Hydroxy-α-sanshool
- Names: Preferred IUPAC name (2E,6Z,8E,10E)-N-(2-Hydroxy-2-methylpropyl)dodeca-2,6,8,10-tetraenamide

Identifiers
- CAS Number: 83883-10-7;
- 3D model (JSmol): Interactive image;
- ChEBI: CHEBI:172306;
- ChEMBL: ChEMBL1084610;
- ChemSpider: 39144022;
- PubChem CID: 10084135;
- CompTox Dashboard (EPA): DTXSID20700212 ;

Properties
- Chemical formula: C_{16}H_{25}NO_{2}
- Molar mass: 263.381 g·mol^{−1}

= Hydroxy-α-sanshool =

Hydroxy-α-sanshool (/-sænʃoʊ.ɒl/), also known as simply sanshool is a molecule found in plants from the genus Zanthoxylum. It is believed to be responsible for the numbing and tingling sensation caused by eating food cooked with Sichuan peppercorns and Uzazi.

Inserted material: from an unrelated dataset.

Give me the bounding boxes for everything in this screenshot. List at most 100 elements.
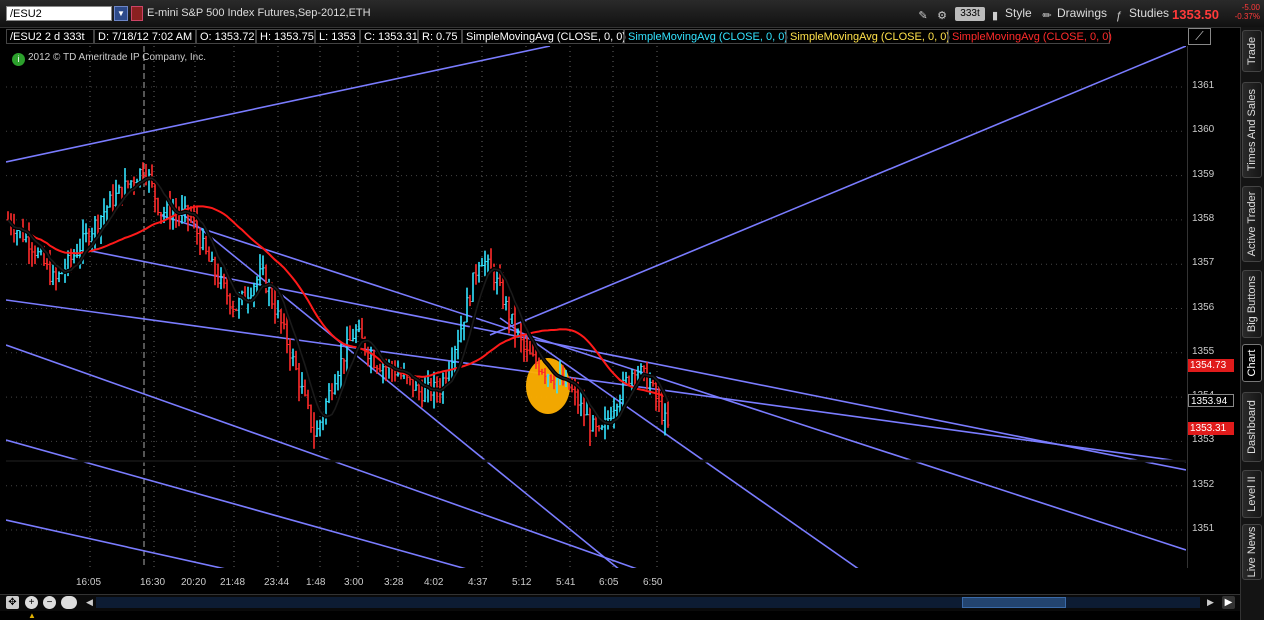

The term sanshool in the compound's name is derived from the Japanese term for the Japanese pepper, (山椒, sanshō) (lit. 'mountain pepper'), to which was appended the suffix -ol, indicating an alcohol.

==Mechanism==
The chemical structure of hydroxy-alpha-sanshool resembles capsaicin as both are fatty acid amides, but the mechanism of action by which it induces nerve sensations has been a matter of debate. Like capsaicin, hydroxy-alpha-sanshool is an agonist at the pain integration channels TRPV1 and TRPA1; however, evidence suggests that the inhibition of tandem pore domain potassium channels KCNK3, KCNK9, and KCNK18 are primarily responsible for sanshool's effects.

Hydroxy-alpha-sanshool excites D-hair afferent nerve fibers, a distinct subset of the sensitive light touch receptors in the skin, and targets novel populations of Aβ and C-fiber nerve fibers.

== Extraction ==
To isolate the molecule from the pepper in form of an extract, steam distillation can be used: Dried peels of the fruit are immersed in a mixture of lower alcohols (for example ethanol) and water with a mass percentage between 35% and 65% of the alcohol. The solution is heated up in the process of steam distillation, where the aqueous part evaporates and takes parts of the hydroxy-alpha-sanshool up as well.

The distillate separates in two phases: the aqueous ethanol phase and the oil phase which contains the desired molecule.

Steam distillation extraction methods demonstrate yields of approximately 60%.